Al Madrid le anulan un gol. El Gordo se queja. Mi vecino de la izquierda, con su bufanda del Rayo, le explica que estuvo bien anulado. El gordo insiste. El otro también. Sacuden la cabeza, y dan por zanjada la discusión. Por supuesto no van a ponerse de acuerdo. Pero, otra vez, no pasa nada. Son dos tipos mirando el mismo partido, separados por una butaca –ocupada por un pelado argentino que, en esto sí, les tiene una envidia desbocada–. Y pueden hablar de fútbol y seguir mirando.

La gente del Rayo sigue alentando. Gritan “se puede”, entre palmas, como hacen ellos. El Chori se va reemplazado y aplaudido. Mi hijo me gasta por lo bien que Cristiano pateó el penal. Nobleza obliga, le contesto que tiene razón.
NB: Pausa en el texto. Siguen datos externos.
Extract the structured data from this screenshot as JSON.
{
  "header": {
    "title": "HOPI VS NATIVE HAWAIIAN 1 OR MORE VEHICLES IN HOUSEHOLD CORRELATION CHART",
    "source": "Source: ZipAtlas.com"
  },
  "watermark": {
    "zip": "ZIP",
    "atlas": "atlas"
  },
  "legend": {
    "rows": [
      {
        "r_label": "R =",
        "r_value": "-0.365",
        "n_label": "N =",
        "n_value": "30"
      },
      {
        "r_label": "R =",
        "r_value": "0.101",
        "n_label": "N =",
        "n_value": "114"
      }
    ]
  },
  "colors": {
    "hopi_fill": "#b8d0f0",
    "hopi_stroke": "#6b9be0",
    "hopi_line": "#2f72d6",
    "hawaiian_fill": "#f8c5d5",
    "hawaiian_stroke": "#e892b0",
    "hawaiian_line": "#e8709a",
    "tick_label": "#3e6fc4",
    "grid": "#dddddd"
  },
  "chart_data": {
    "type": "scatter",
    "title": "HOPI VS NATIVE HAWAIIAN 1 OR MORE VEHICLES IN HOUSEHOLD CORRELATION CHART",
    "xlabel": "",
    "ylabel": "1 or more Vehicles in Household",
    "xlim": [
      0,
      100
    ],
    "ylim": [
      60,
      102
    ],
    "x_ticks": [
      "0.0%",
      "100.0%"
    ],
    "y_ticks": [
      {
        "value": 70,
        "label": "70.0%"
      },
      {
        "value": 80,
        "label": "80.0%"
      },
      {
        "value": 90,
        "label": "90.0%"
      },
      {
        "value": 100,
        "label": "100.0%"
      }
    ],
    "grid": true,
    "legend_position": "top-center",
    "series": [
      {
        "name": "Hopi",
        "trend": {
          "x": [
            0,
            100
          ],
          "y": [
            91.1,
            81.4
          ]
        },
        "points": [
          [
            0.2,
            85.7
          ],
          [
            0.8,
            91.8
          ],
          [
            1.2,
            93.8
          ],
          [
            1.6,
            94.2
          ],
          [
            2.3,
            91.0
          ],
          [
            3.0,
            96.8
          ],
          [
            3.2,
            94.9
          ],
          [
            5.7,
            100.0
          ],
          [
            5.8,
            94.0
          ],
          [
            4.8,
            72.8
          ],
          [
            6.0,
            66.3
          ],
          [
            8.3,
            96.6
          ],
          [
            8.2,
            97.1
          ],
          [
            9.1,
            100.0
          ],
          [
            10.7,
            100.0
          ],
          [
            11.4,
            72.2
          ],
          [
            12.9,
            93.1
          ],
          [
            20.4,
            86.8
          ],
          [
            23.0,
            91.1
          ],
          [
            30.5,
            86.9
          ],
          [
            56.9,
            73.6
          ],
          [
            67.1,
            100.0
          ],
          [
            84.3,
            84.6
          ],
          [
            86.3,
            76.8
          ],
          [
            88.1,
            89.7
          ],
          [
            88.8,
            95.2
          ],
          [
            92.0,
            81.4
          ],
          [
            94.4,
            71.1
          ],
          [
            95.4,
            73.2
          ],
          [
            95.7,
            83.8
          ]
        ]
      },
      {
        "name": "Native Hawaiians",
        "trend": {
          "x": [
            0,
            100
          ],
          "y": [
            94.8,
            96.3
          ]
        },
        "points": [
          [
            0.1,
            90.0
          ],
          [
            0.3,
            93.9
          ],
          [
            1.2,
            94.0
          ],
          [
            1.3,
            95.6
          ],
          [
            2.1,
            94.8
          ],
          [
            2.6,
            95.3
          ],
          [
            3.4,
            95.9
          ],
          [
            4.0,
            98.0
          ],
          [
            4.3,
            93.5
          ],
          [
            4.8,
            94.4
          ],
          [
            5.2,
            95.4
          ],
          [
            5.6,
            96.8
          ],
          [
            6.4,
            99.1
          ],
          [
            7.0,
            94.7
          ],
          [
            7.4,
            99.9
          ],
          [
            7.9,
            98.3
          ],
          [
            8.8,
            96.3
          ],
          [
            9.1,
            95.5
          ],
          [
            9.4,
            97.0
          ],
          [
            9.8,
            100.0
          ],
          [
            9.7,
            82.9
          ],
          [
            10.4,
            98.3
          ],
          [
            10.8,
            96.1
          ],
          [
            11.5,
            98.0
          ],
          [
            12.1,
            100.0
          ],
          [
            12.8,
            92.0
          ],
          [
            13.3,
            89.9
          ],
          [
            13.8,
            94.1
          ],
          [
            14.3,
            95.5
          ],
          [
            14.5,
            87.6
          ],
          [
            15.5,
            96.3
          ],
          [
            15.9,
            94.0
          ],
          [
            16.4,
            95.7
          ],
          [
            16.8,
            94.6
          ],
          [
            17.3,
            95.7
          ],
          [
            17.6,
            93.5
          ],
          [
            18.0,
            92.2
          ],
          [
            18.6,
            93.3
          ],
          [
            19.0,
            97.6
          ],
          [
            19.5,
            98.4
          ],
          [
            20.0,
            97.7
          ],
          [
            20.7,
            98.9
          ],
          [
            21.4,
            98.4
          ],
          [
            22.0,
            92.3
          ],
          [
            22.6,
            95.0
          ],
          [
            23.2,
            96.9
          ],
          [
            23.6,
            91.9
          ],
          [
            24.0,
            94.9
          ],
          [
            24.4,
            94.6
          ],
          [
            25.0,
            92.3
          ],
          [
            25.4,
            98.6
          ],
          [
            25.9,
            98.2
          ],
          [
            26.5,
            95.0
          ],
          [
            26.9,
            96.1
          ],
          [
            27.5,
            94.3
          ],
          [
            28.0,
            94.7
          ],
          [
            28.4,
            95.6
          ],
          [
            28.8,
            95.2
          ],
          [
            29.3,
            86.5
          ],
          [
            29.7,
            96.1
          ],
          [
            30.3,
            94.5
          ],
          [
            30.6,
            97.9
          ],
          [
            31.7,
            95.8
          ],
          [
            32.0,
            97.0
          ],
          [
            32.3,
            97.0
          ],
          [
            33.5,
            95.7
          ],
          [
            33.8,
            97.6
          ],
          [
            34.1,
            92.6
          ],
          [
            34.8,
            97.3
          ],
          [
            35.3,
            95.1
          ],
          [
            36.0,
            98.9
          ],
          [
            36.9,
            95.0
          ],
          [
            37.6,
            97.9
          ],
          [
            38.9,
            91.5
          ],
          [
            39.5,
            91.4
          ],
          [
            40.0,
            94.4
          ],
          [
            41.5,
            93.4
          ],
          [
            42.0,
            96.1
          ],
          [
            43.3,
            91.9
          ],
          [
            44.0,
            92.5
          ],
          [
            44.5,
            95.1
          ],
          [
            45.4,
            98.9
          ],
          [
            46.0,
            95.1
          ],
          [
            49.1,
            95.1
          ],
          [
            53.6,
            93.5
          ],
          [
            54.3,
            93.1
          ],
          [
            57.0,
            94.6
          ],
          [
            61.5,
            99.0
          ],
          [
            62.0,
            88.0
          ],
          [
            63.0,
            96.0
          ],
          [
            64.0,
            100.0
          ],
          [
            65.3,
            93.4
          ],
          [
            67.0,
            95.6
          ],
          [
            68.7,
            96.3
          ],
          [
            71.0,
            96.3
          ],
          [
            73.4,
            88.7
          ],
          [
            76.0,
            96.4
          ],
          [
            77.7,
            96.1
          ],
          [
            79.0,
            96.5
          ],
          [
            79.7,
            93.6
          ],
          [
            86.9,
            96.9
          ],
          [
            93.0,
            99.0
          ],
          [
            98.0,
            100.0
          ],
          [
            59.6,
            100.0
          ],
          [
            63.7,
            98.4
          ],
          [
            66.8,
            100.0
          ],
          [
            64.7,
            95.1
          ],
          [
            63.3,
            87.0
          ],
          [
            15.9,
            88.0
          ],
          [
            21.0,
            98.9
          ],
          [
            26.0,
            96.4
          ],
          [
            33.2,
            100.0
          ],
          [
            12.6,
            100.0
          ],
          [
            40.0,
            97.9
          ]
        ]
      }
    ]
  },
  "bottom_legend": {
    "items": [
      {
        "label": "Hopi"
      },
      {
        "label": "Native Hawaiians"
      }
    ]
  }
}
Entra Higuain. Con espacios, Cristiano refuerza el picnic por el lado izquierdo. Le sirve un gol hecho al Pipita, que le pega desviado. Cristiano se da vuelta, hace un gesto de fastidio con los brazos. “Lo manda en cana”, digamos, y yo me anoto una razón más para que el virtuoso portugués me caiga un poco peor cada día. Tres minutos después se da la inversa. Centro bajo del Pipita, y Cristiano con todo el arco libre la hace rebotar en el palo. Higuain lo aplaude, de todos modos. Bien, Pipita. Enseñelé, a ese maleducado.
Los del Rayo aprovechan la chambonada de Cristiano. Al unísono, le gritan “Ton... to. Ton... to”, con un ritmo una sincronización envidiable. Diez, doce veces. Después lo cambian por “Tris... te. Tris... te”. Otra decena. Al final, para mi alegría, lo cambian por “Me... ssi. Me... ssi”. Me apresuro a mensajearle la circunstancia a mi hijo. Algo de revancha, después de todo.

Termina el partido y los del Rayo aplauden. Los del Madrid se incorporan, satisfechos. En cinco minutos se vacían las tribunas. Claro, acá no hace falta que la policía encierre a los locales, como si fueran bestias de la selva, para alejar y poner a salvo a los visitantes.

Me tomo el subte donde están, naturalmente, todos mezclados. Y no puedo evitar cierta envidia del modo en que esta gente convive y se tolera. Y la tristeza de que nosotros no sepamos hacerlo.
Corrijo. En realidad no es que no sepamos. Alguna vez supimos. Hace veinte años la gente podía convivir en una tribuna. Y gritar los goles. Y salir de la cancha al mismo tiempo. Y mezclarse afuera del estadio, antes y después de los partidos. Pero lo perdimos. En algún momento, por imbéciles, nos convencimos de que el amor era “el aguante”, y que el único trato que merece el que es distinto es la burla, la violencia y del desprecio.

No me interesa que las canchas argentinas tengan la asepsia de los quirófanos, ni que la gente mire los partidos con la admiración circunspecta del público de la ópera. Pero sí quiero ir a una cancha donde las señoras grandes puedan ir con tacos y con cartera, y los pibes puedan aplaudir al que se les dé la gana, y pueda cruzarme con los policías sin temor a un bastonazo nacido de la desconfianza o el resentimiento.
Si fuese así, si fuésemos capaces de convivir como gente, me banco cualquier cosa. Hasta el vaso de gaseosa aguada a quince mangos. Hasta esos matungos que te hacen doler los ojos, porque no pueden poner dos pases seguidos. Hasta esas sucesiones de ocho cabezazos y catorce despejes a dividir, mirá lo que te digo.